2420 W Park Row, Pantego. 817-274-7405.


  1. This article is very mean and disrespectful. I can’t believe Fort Worth weekly would post this. I don’t even have words for how uncalled for this article is. Ridiculous.

  2. Amanda,
    I delivered an objective review of my experience at that bar on a given night. Friends who accompanied me have suggested I ‘went easy’ on Dr Jeckyll’s.
    I sampled beers, gave my professional opinion, and remained objective. In so doing I am entirely confident that this review is a fair and accurate reflection of my experience. Others may view the bar differently.

    • Therein lies the rub, GP: You see this as a professional review and it reads the opposite. We learn very little about the beer selection, thoughts you might have for improvement, or highlights/avoids on the list. Nor do we learn much about the business itself and why the decor and clientele might be quirky. The tasting notes are minimal and amateur, including usage of the word “twang” which does not describe flavor. You also call out the server by name to insult her lack of knowledge without saying how you arrived at that conclusion.

      What we do get is a clunky, jumbled mess that mocks the clothing and hair choices of patrons to cover the lack of any genuine insight into a local business. The Weekly is better than that and this is a disappointment.

  3. Historically, Last Call hasn’t made a habit of poking fun of the patrons at the establishments it reviews. That is hardly “professional” behavior. Kind of amazed that the Weekly let this one through…

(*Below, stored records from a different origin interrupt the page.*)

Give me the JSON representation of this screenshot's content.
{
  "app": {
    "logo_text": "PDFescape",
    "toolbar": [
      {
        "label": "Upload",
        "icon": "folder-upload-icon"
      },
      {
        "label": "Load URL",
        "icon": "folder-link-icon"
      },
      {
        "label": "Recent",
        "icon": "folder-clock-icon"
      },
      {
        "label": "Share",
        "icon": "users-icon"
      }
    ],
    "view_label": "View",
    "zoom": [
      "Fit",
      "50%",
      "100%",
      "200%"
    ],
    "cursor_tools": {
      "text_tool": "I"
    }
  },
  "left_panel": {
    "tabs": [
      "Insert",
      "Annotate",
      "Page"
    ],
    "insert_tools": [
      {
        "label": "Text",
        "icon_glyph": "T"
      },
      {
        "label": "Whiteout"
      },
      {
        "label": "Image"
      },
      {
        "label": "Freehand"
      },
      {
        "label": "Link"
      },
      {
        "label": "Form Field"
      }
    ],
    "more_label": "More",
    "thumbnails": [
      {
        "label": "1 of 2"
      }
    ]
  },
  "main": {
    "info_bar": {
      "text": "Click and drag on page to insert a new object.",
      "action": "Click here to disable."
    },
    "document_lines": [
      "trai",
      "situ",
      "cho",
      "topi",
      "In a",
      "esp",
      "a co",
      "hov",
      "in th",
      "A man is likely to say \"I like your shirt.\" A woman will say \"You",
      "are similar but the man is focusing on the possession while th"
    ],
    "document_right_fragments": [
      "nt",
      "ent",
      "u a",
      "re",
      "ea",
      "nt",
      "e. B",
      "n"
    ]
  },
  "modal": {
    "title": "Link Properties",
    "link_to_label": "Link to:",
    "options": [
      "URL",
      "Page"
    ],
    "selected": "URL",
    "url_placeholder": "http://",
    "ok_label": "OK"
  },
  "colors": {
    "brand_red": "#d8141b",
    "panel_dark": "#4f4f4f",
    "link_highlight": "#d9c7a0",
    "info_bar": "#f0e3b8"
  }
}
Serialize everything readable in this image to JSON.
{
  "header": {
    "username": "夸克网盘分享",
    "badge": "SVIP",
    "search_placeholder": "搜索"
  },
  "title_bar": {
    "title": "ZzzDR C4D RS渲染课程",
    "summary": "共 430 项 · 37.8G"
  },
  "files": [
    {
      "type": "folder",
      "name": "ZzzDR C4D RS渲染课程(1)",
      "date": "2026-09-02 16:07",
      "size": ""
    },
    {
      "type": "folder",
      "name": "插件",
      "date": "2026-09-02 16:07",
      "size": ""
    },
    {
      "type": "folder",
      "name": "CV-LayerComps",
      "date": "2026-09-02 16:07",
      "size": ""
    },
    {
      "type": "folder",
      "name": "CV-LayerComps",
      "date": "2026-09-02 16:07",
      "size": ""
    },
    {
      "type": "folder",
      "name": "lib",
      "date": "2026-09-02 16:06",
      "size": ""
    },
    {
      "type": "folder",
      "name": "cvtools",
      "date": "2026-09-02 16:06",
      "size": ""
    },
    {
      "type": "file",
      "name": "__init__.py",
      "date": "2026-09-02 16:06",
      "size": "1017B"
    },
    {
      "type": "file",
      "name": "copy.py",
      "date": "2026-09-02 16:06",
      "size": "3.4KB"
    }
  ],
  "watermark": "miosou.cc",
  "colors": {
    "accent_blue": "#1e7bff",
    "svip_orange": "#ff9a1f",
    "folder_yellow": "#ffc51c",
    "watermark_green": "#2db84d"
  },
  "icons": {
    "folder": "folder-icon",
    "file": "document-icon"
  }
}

  4. Amanda, since G.P. doesn’t mention it, allow me to thank you for reading the Weekly and sharing your thoughts. Also, thank you for pointing out that the name of the business was misspelled. The name has been corrected in the online version, although we can’t do anything about the printed version. We regret the error. — Jeff Prince, associate editor

  5. Odd review. I’ve known Brit for about 5 years and can attest to the fact that she knows a shit-ton (yes that is now an official measurement) about beer. We first met back when Dr Jekyll’s (or however you spell it) sold lots of brew supplies. She has done a lot of brewing and helped me on many occasions. We used to brew up here back then. Maybe she was busy with other patrons and didn’t have time for twenty questions?

    And I’ve been to plenty of pubs in England that weren’t as nice as this dive! :-p

  6. I was there that night and was shocked to learn of this review! Your personal attacks on the customers were uncalled and very unprofessional. Dr Jeckyll’s has been a place that I feel safe and at home after the unexpected passing of my spouse of 38 years. The guy with the bandanna is an amazing young man that does a lot for his community; including working with special needs adults. The guy that broke his glass is not a regular there; he lives in Dallas; his work brought him to Pantego. Yes, he was troubled and Brit, who knows a “shit-ton” about beers, was concerned about him and as with all of her customers; wanted to help. So perhaps she was distracted or you don’t know the right questions to ask.